The first toothbrush used by ancients was a “chew stick”, a pencil-size twig with one end frayed to a soft, fibrous condition. Evidence of their use dates back to 3000 BC.
The American Dental Association discovered that chew sticks often served as toothbrushes for people living in remote areas of the US. In the South they were known as “twig brushes”. Dentists reported on one elderly man living near Shreveport, LA, who had used frayed white elm sticks all his life and had plaque-free teeth and healthy gums.
The first bristle toothbrush, similar to today’s, originated in China about 1498. The bristles, hand plucked from the backs of the necks of hogs living in the colder climates of Siberia and China (frigid weathers causes hogs to grow firmer bristles), were fastened into handles of bamboo or bone. Traders to the Orient introduced the Chinese toothbrush to Europeans, who often found hog bristles to be too irritatingly firm.

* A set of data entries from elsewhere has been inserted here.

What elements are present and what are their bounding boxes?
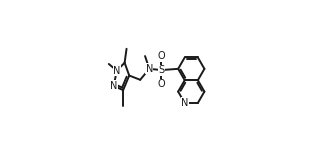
Text: N: N [113,66,120,76]
Text: N: N [110,81,117,91]
Text: N: N [146,64,153,74]
Text: S: S [158,65,165,75]
Text: O: O [158,79,165,89]
Text: O: O [158,51,165,61]
Text: N: N [181,98,188,108]
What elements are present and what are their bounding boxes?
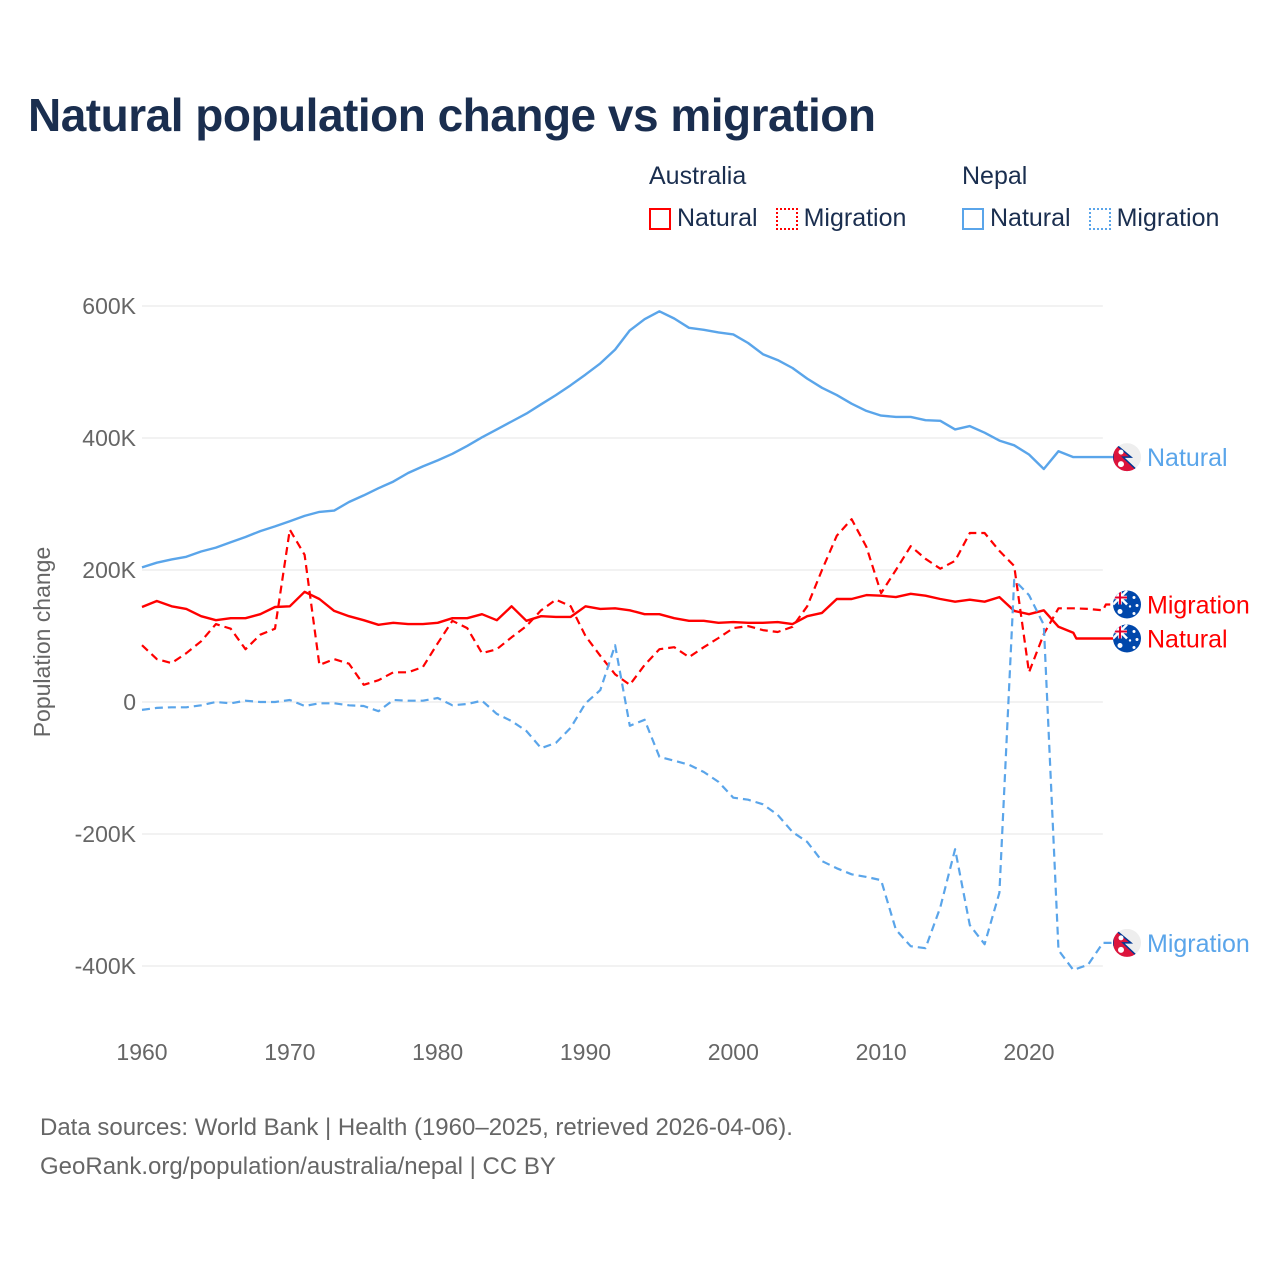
- x-tick-label: 2020: [1003, 1039, 1054, 1065]
- legend-group-australia: Australia: [649, 162, 747, 190]
- series-line-nepal-migration[interactable]: [141, 578, 1113, 972]
- y-tick-label: -200K: [75, 821, 137, 847]
- legend-australia-natural[interactable]: Natural: [649, 204, 758, 233]
- series-line-australia-migration[interactable]: [141, 518, 1113, 686]
- dotted-swatch-icon: [775, 207, 798, 230]
- source-line-1: Data sources: World Bank | Health (1960–…: [40, 1114, 793, 1141]
- x-tick-label: 1960: [116, 1039, 167, 1065]
- source-link[interactable]: GeoRank.org/population/australia/nepal |…: [40, 1153, 556, 1180]
- solid-swatch-icon: [962, 207, 984, 230]
- solid-swatch-icon: [649, 207, 671, 230]
- legend-items-nepal: Natural Migration: [962, 204, 1219, 233]
- chart-title: Natural population change vs migration: [28, 89, 876, 141]
- series-label-nepal-natural: Natural: [1147, 444, 1228, 472]
- legend-label: Natural: [990, 204, 1071, 232]
- y-tick-label: 400K: [82, 425, 136, 451]
- series-line-nepal-natural[interactable]: [141, 310, 1113, 569]
- y-tick-label: 600K: [82, 293, 136, 319]
- series-label-australia-migration: Migration: [1147, 591, 1250, 619]
- series-label-australia-natural: Natural: [1147, 625, 1228, 653]
- series-line-australia-natural[interactable]: [141, 590, 1113, 640]
- x-tick-label: 1980: [412, 1039, 463, 1065]
- legend-nepal-migration[interactable]: Migration: [1088, 204, 1220, 233]
- nepal-flag-icon: [1113, 443, 1141, 472]
- australia-flag-icon: [1113, 624, 1141, 653]
- y-tick-label: 200K: [82, 557, 136, 583]
- x-tick-label: 1990: [560, 1039, 611, 1065]
- y-tick-label: -400K: [75, 953, 137, 979]
- dotted-swatch-icon: [1088, 207, 1111, 230]
- legend-group-nepal: Nepal: [962, 162, 1028, 190]
- australia-flag-icon: [1113, 590, 1141, 619]
- legend-australia-migration[interactable]: Migration: [775, 204, 907, 233]
- x-tick-label: 2010: [856, 1039, 907, 1065]
- legend-label: Migration: [803, 204, 907, 232]
- nepal-flag-icon: [1113, 928, 1141, 957]
- y-tick-label: 0: [123, 689, 136, 715]
- series-label-nepal-migration: Migration: [1147, 930, 1250, 958]
- legend-label: Migration: [1116, 204, 1220, 232]
- legend-items-australia: Natural Migration: [649, 204, 906, 233]
- legend-label: Natural: [677, 204, 758, 232]
- source-note: Data sources: World Bank | Health (1960–…: [40, 1108, 793, 1186]
- x-tick-label: 2000: [708, 1039, 759, 1065]
- legend-nepal-natural[interactable]: Natural: [962, 204, 1071, 233]
- x-tick-label: 1970: [264, 1039, 315, 1065]
- y-axis-label: Population change: [29, 547, 55, 738]
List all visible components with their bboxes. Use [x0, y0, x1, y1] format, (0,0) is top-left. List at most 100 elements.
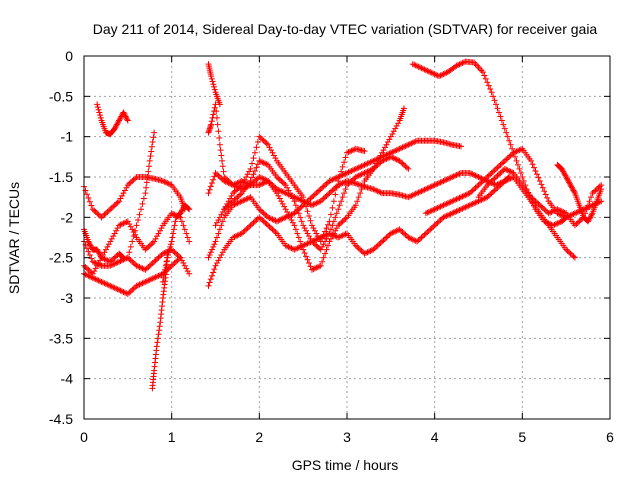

Toothbrushes made of other animal hair, such as badger, experienced brief vogues in Europe. Most who brushed their teeth (a practice that wasn’t very commonplace) preferred softer fibers such as horsehair instead of pig bristles. 19th century bacteriologist Louis Pasteur’s theory of germs caused the dental profession to realize that all animal hair toothbrushes (which retain moisture) eventually accumulate microscopic bacterial and fungal growth, and that the sharp ends of the bristles piercing the gums could be the source of numerous mouth infections. Sterilizing animal hair in boiling water left the brush bristles too soft to be effective, and those brushes were to expensive to be replaced frequently. The solution to the problem wouldn’t appear until the 1930s.
In the 1930s, the discovery of nylon by Du Pont revolutionized the toothbrush industry. It was impervious to moisture (so it dried thoroughly and resisted bacterial growth) stiff, resilient and resistant to deformation. The first nylon-bristle brush in the US was marketed in 1938 under the name “Dr. West’s Miracle Tuft Toothbrush”.
But the first nylon bristles were too stiff and hard on the gums. In fact they were so destructive that dentists at first resisted recommending them. Then, in the 1950s, Du Pont perfected “soft” nylon which was introduced to the public in the form of the “Park Avenue Toothbrush”. It cost 49 cents (compared to 10 cents for the harder bristle brush). Nylon saved the hogs, or at least their bristles. In 1937 alone, before nylon came along, the US imported 1.5 million pounds of hog bristles for toothbrushes.
The next technological advance came in 1961 when the Squibb Company introduced the first electric toothbrush under the name Broxodent. It had up-and-down brush action and was endorsed by the American Dental Association.
A year later, General Electric designed a cordless electric toothbrush, battery operated and rechargeable. GE scientists tested the brushes on scores of dogs and assured stockholders that “dogs actually liked to have their teeth brushed”, concluding, drolly, that no other dogs in history so aptly fitted the adage “clean as a hound’s tooth.”
Aren’t you glad you live in the 21st Century?